When I think about the times in my life that I have felt the most hurt, disappointed or frustrated, they all have to do with unmet expectations. Someone did not do, say or behave in the way I anticipated ~ and they should have. I mean, it seemed like a reasonable assumption. Doesn’t everybody expect that?
Apparently not.
The thing about expectations is that they’re a one way street. They are something we hold about someone or something, usually without their awareness because expectations are also largely unspoken. Especially the ones that are so deeply embedded in our psyches and personalities that we believe they are universal to everyone.
But they’re not.
And then when others don’t meet our expectations we are hurt, disappointed, frustrated or all of the above. Herein lies the building blocks of resentment.
Most of our hurts and disappointments are small so we don’t deal with them at the time:
- I thought you would call me on my birthday (I always call you)
- I expected you to take care of the car maintenance (my dad always did)

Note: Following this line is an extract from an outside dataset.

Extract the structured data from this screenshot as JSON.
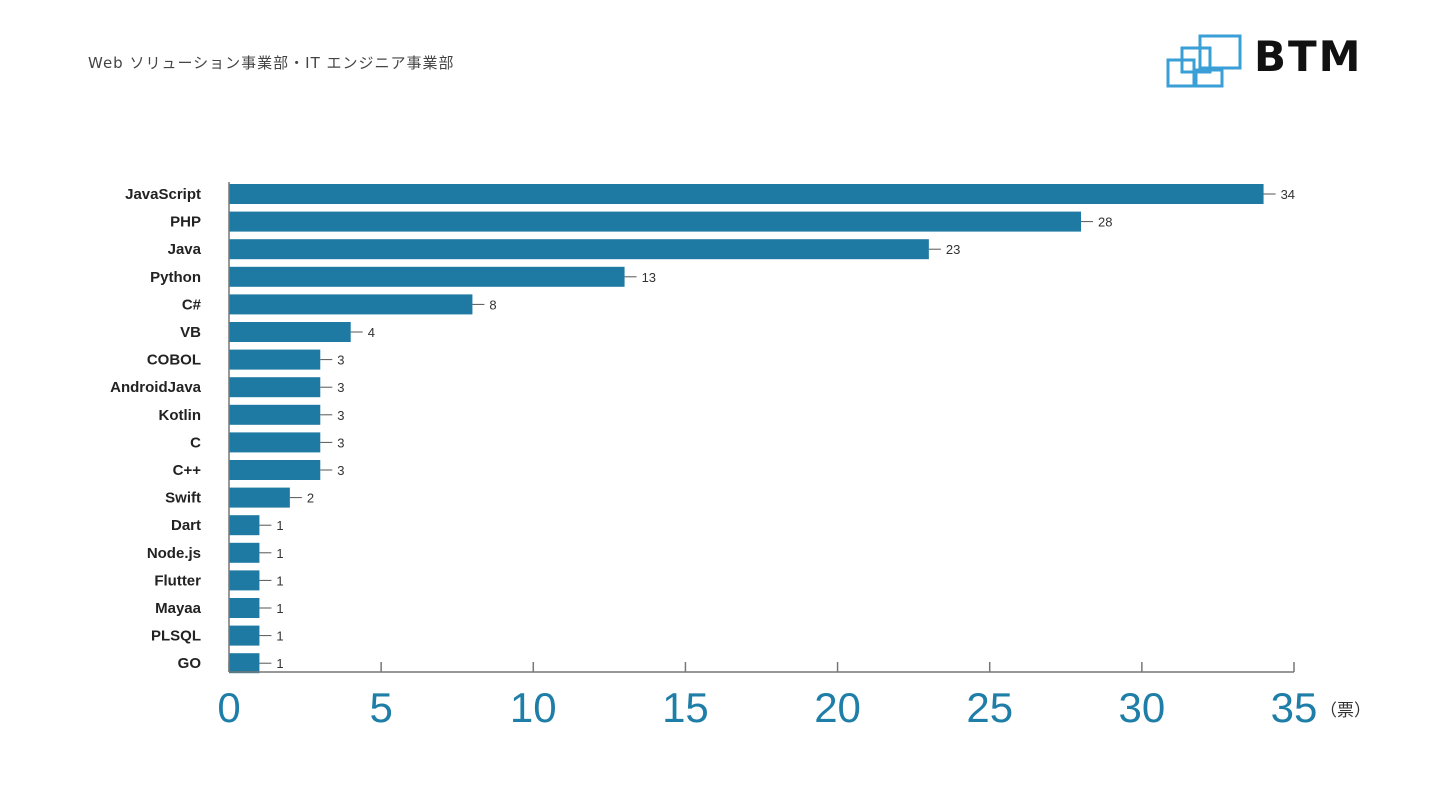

- I assumed you would check with me before spending that much (wouldn’t anyone?)
Over time, the pattern of unmet expectations sours into a belief that others are the source of your pain and resentment results. As resentments build, relationships are damaged.
The good news is that as the “holder of expectations,” you have the power to change the dynamic. You can choose to let go of your expectations.
But wait a minute!, you say; don’t I have a right to some expectations in my relationships?
Don’t confuse expectations with agreements.
Expectations are what we hold over another without an agreement. An agreement represents shared expectations that flow both ways.
Agreements require communicating your expectations and understanding the expectations of others, with the opportunity to create commitments that honor both of you. An agreement also offers accountability. It is different to confront someone when they have not kept their agreement with you, then when they’ve not met your expectations.
Agreements are about your relationship; expectations are about you. Which one you choose to focus on makes all the difference.